Re: Candidate Linux ABI for Intel AMX and hypothetical new related features
From: Florian Weimer
Date: Mon Mar 29 2021 - 12:49:02 EST
* Len Brown via Libc-alpha:
>> In particular, the library may use instructions that main() doesn't know exist.
>
> And so I'll ask my question another way.
>
> How is it okay to change the value of XCR0 during the run time of a
> program?
>
> I submit that it is not, and that is a deal-killer for a
> request/release API.
>
> eg. main() doesn't know that the math library wants to use AMX, and
> neither does the threading library. So main() doesn't know to call
> the API before either library is invoked. The threading library
> starts up and creates user-space threads based on the initial value
> from XCR0. Then the math library calls the API, which adds bits to
> XCRO, and then the user-space context switch in the threading
> library corrupts data because the new XCR0 size doesn't match the
> initial size.
I agree that this doesn't quite work. (Today, it's not the thread
library, but the glibc dynamic loader trampoline.)

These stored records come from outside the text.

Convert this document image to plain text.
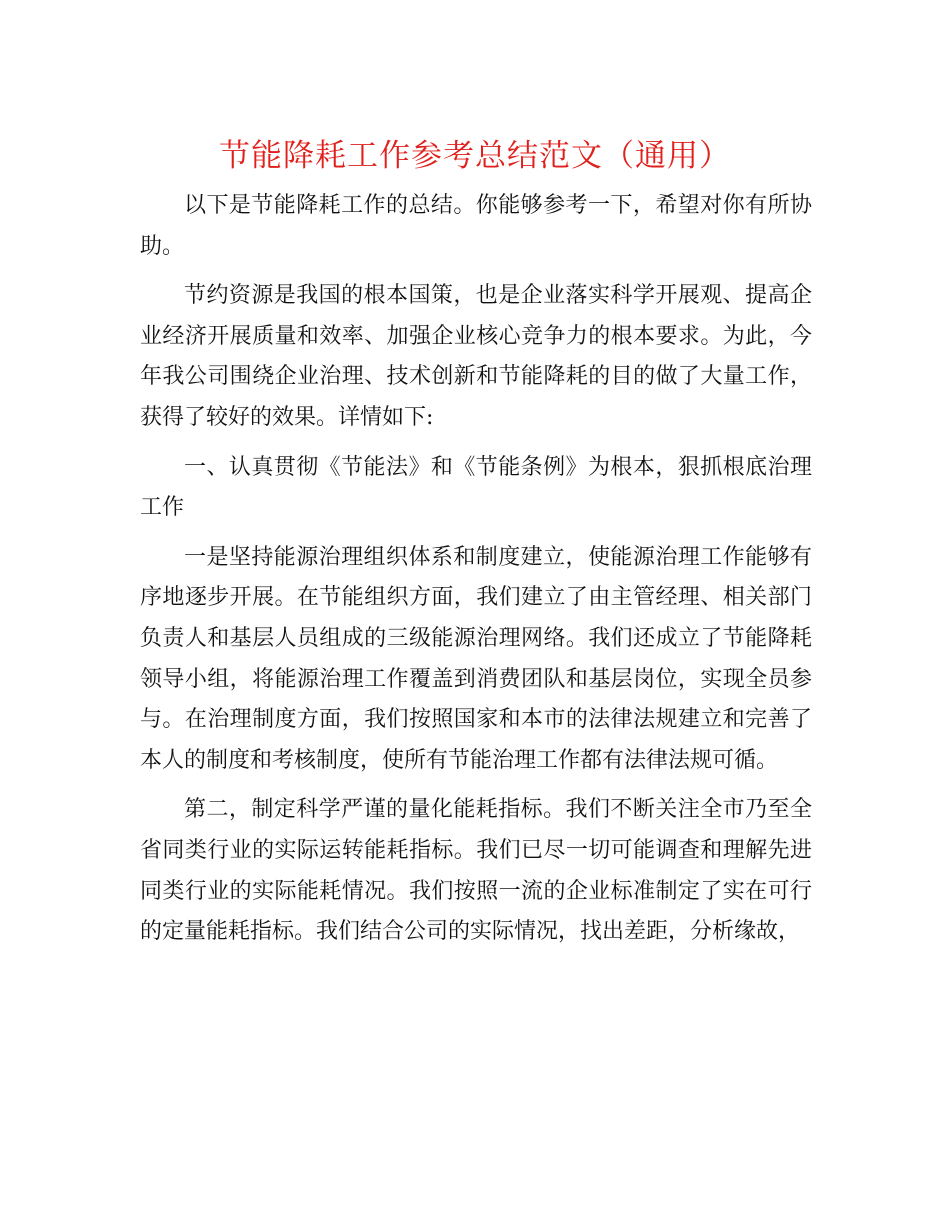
节能降耗工作参考总结范文（通用）

以下是节能降耗工作的总结。你能够参考一下，希望对你有所协助。

节约资源是我国的根本国策，也是企业落实科学开展观、提高企业经济开展质量和效率、加强企业核心竞争力的根本要求。为此，今年我公司围绕企业治理、技术创新和节能降耗的目的做了大量工作，获得了较好的效果。详情如下:

一、认真贯彻《节能法》和《节能条例》为根本，狠抓根底治理工作

一是坚持能源治理组织体系和制度建立，使能源治理工作能够有序地逐步开展。在节能组织方面，我们建立了由主管经理、相关部门负责人和基层人员组成的三级能源治理网络。我们还成立了节能降耗领导小组，将能源治理工作覆盖到消费团队和基层岗位，实现全员参与。在治理制度方面，我们按照国家和本市的法律法规建立和完善了本人的制度和考核制度，使所有节能治理工作都有法律法规可循。

第二，制定科学严谨的量化能耗指标。我们不断关注全市乃至全省同类行业的实际运转能耗指标。我们已尽一切可能调查和理解先进同类行业的实际能耗情况。我们按照一流的企业标准制定了实在可行的定量能耗指标。我们结合公司的实际情况，找出差距，分析缘故，
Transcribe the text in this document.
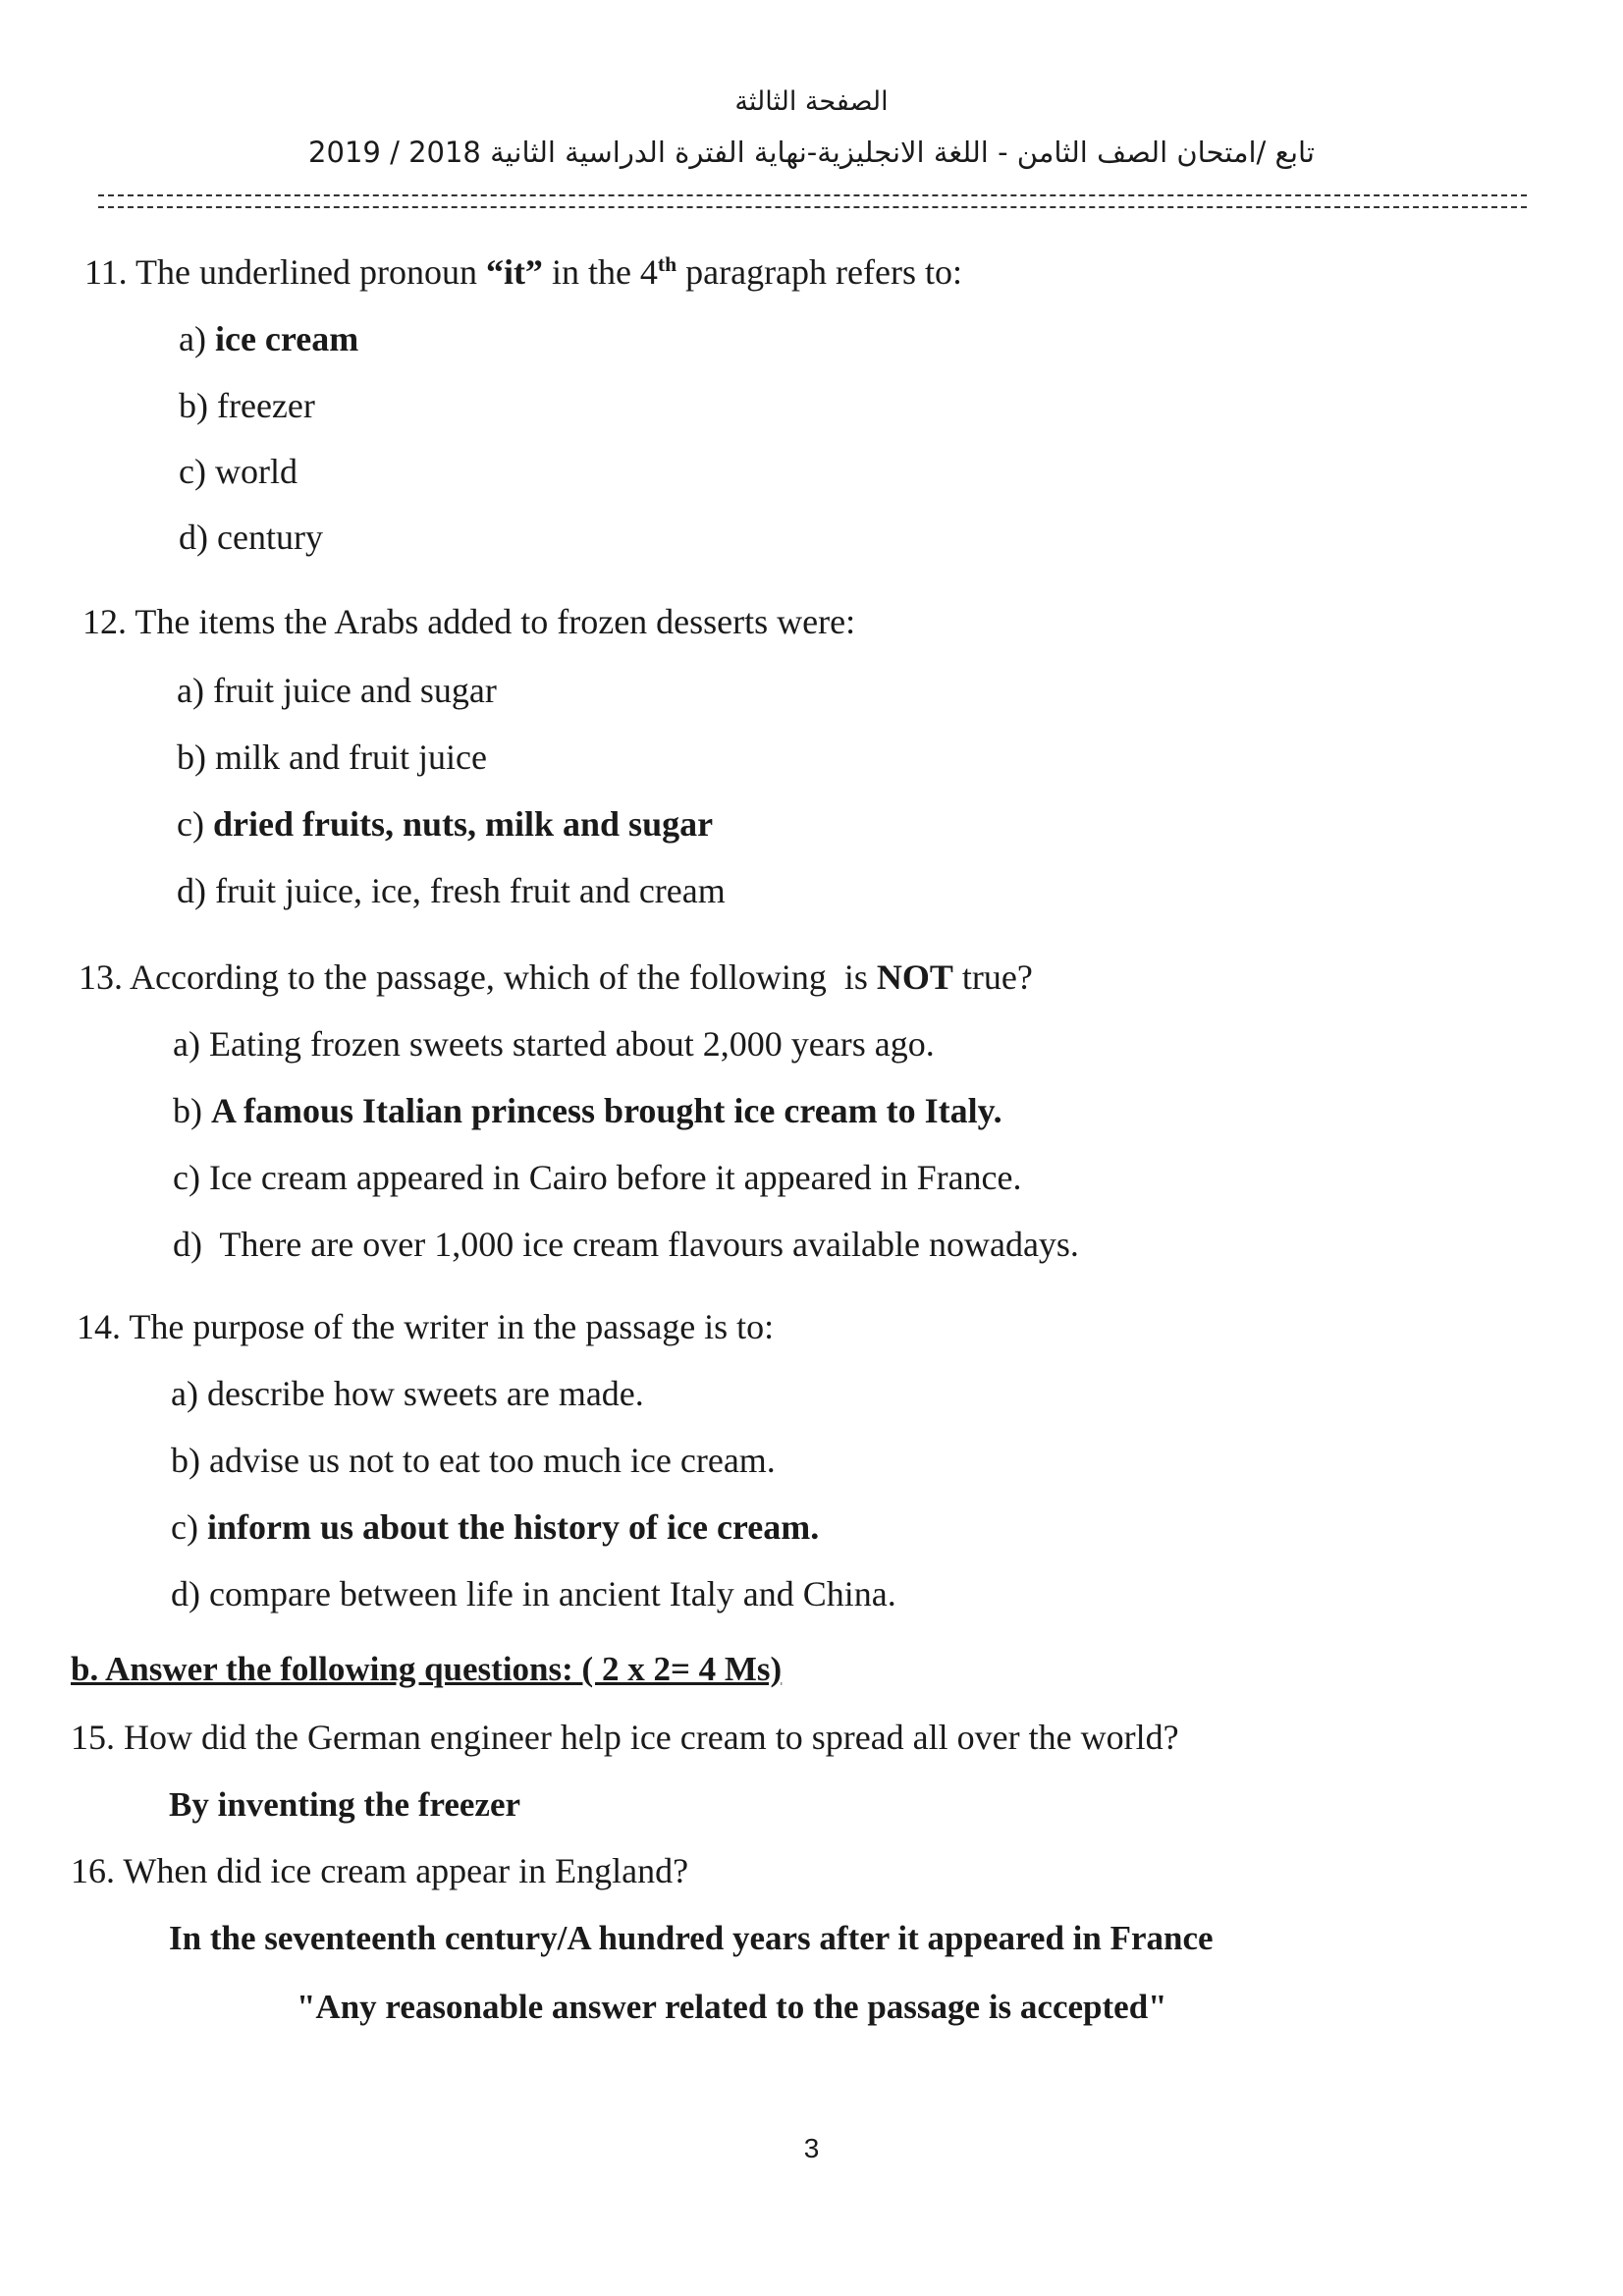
الصفحة الثالثة
تابع /امتحان الصف الثامن - اللغة الانجليزية-نهاية الفترة الدراسية الثانية 2018 / 2019
11. The underlined pronoun “it” in the 4th paragraph refers to:
a) ice cream
b) freezer
c) world
d) century
12. The items the Arabs added to frozen desserts were:
a) fruit juice and sugar
b) milk and fruit juice
c) dried fruits, nuts, milk and sugar
d) fruit juice, ice, fresh fruit and cream
13. According to the passage, which of the following  is NOT true?
a) Eating frozen sweets started about 2,000 years ago.
b) A famous Italian princess brought ice cream to Italy.
c) Ice cream appeared in Cairo before it appeared in France.
d)  There are over 1,000 ice cream flavours available nowadays.
14. The purpose of the writer in the passage is to:
a) describe how sweets are made.
b) advise us not to eat too much ice cream.
c) inform us about the history of ice cream.
d) compare between life in ancient Italy and China.
b. Answer the following questions: ( 2 x 2= 4 Ms)
15. How did the German engineer help ice cream to spread all over the world?
By inventing the freezer
16. When did ice cream appear in England?
In the seventeenth century/A hundred years after it appeared in France
"Any reasonable answer related to the passage is accepted"
3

I disagree that CPU feature enablement has been a failure. I think we
are pretty good at enabling new CPU features on older operating
systems, not just bleeding edge mainline kernels. Part of that is
that anything but the kernel stays out of the way, and most features
are available directly via inline assembly (you can even use .byte
hacks if you want). There is no need to switch to new userspace
libraries, compile out-of-tree kernel drivers that have specific
firmware requirements, and so on.
If the operations that need a huge context can be made idempotent,
with periodic checkpoints, it might be possible to avoid saving the
context completely by some rseq-like construct.